After Wednesday and Thursday’s general elections, the Electoral Commission of Zimbabwe has revealed the final outcome, declaring the incumbent leader, President Emerson Mnangagwa as winner of the elections. The President is set to run his 2nd five-term in office as Zimbabwe’s first gentleman.
During the declaration, the electoral commission said, President Emerson Mnangagwa OF ZANU-PF polled 52.6% of total valid votes cast, while his fiercest rival, Nelson Chamisa and his Citizen’s Coalition for Change party (CCC), garnered 44%.
According to the commissioner of ZEC, Chamisa received more than 1.9 million of valid vote cast, while Mnangagwa received Zimbabwe over 2.3 million.
“Mnangagwa Emmerson Dambudzo of ZANU-PF party is declared duly elected president of the Republic of Zimbabwe.”
Justice Chigumba, Chair of Zimbabwean Electoral Commission.
The president averted a run-off by garnering over 50 percent of the votes cast, and voter participation was 69%.
According to the opposition, the elections were characterized by delays, which validates their claim of voter repression and cheating. Nelson Chamisa, the opposition flagbearer, condemned the delays as “a clear case of voter suppression, a classic case of Stone-Age rigging”.
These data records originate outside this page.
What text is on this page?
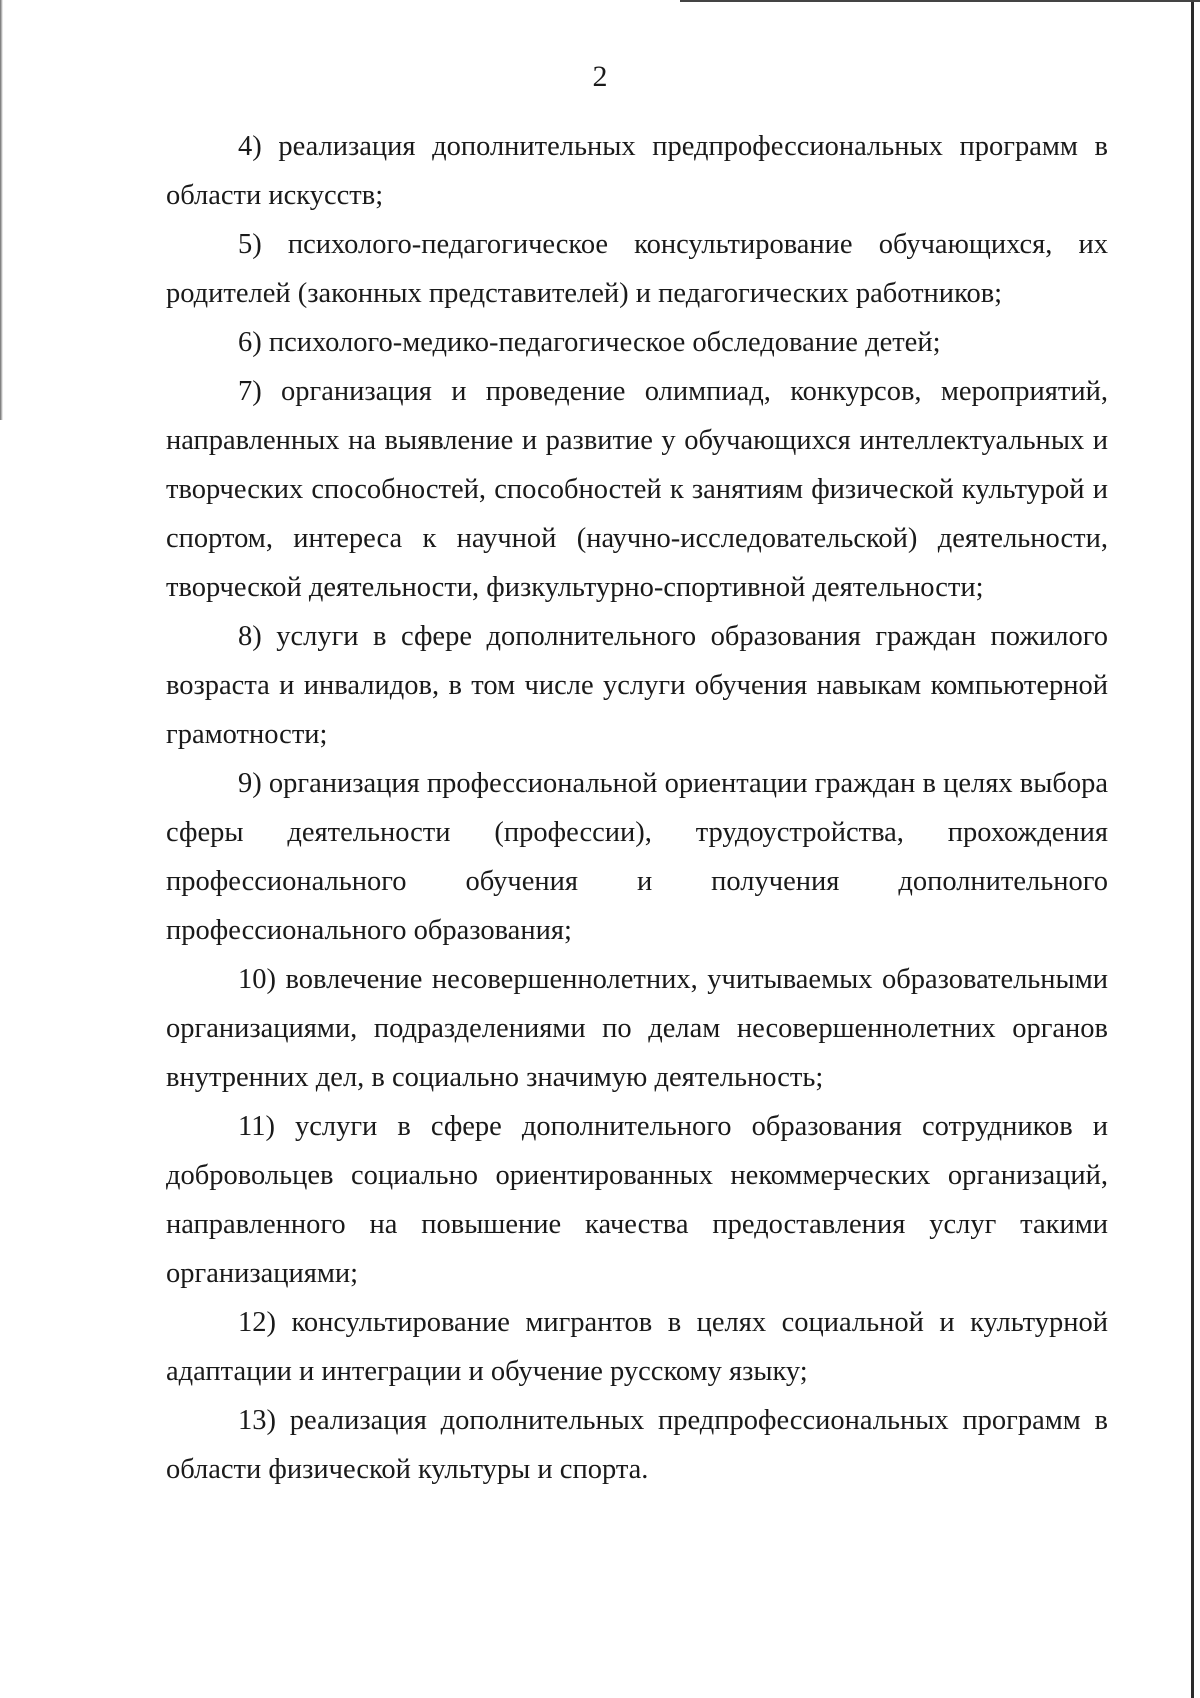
2

4) реализация дополнительных предпрофессиональных программ в области искусств;

5) психолого-педагогическое консультирование обучающихся, их родителей (законных представителей) и педагогических работников;

6) психолого-медико-педагогическое обследование детей;

7) организация и проведение олимпиад, конкурсов, мероприятий, направленных на выявление и развитие у обучающихся интеллектуальных и творческих способностей, способностей к занятиям физической культурой и спортом, интереса к научной (научно-исследовательской) деятельности, творческой деятельности, физкультурно-спортивной деятельности;

8) услуги в сфере дополнительного образования граждан пожилого возраста и инвалидов, в том числе услуги обучения навыкам компьютерной грамотности;

9) организация профессиональной ориентации граждан в целях выбора сферы деятельности (профессии), трудоустройства, прохождения профессионального обучения и получения дополнительного профессионального образования;

10) вовлечение несовершеннолетних, учитываемых образовательными организациями, подразделениями по делам несовершеннолетних органов внутренних дел, в социально значимую деятельность;

11) услуги в сфере дополнительного образования сотрудников и добровольцев социально ориентированных некоммерческих организаций, направленного на повышение качества предоставления услуг такими организациями;

12) консультирование мигрантов в целях социальной и культурной адаптации и интеграции и обучение русскому языку;

13) реализация дополнительных предпрофессиональных программ в области физической культуры и спорта.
In the same vein, the communications director for the opposition Citizen’s Coalition for Change, Promise Mkawananzi, implored that, the party has some reservations about the results, and therefore will not endorse the tally, labelling the result as “false”. “We cannot accept the results,” he asserted.
On the other hand, a handful of the ruling party’s supporters celebrated the results, as it were announced.
The Zimbabwean elections gained attraction from the Southern Africa regional groups as an evaluation of ZANU-PF’s dominance. According to international observers, the elections didn’t meet regional and international standards.
According to election observers, the elections were purposely planned to get the ZANU-PF party victorious. The head of the European Union’s monitoring team claimed that, the elections were climaxed with an atmosphere of uncertainty, describing it as a “climate of fear.”
Additionally, observers from the Southern Africa Development Community (SADC) claimed they witnessed certain challenges like problems with voter register, ban of opposition gatherings, voting delays, and biased media coverage.
“The elections were fraught with irregularities and aggrieved the people of Zimbabwe. The CCC has good grounds to go to court and challenge the outcome”.
Rejoice Ngwenya, Political Analyst.
The victorious ZANU-PF on the other hand, has denied all the allegations by the foreign observers. It said, the party had no undue advantage over the opposition, or planned of rigging the elections’ outcome.
However, Professor Nicole Beadsworth of Witwatersrand University asserted that, the final results of the elections, looked like an immediate response to criticisms from foreign observers, and the Southern Africa Development Community (SADC).
“We all have a lot of questions about the speed with which ZEC is announcing presidential results,” she said.
Parliamentary Results
Furthermore, ZANU-PF came out victorious in parliamentary elections, amassing 136 seats out of the 210 contested seats in a first-past-the-post system, as compared to 73 seats won by the Citizen’s Coalition for Change party. A seat remained unallocated due to the demise of its contender.
Also the ZANU-PF party will dominate parliament because, the President is mandated by the constitution to appoint an additional sixty female candidate under a party-list proportional method of representation.
In the run-up to the elections, Mnangagwa was widely projected to be victorious by many analysts, due the ruling party’s relations with the Zimbabwean Electoral Commission. The ZANU-PF party has clinched to power for four decades.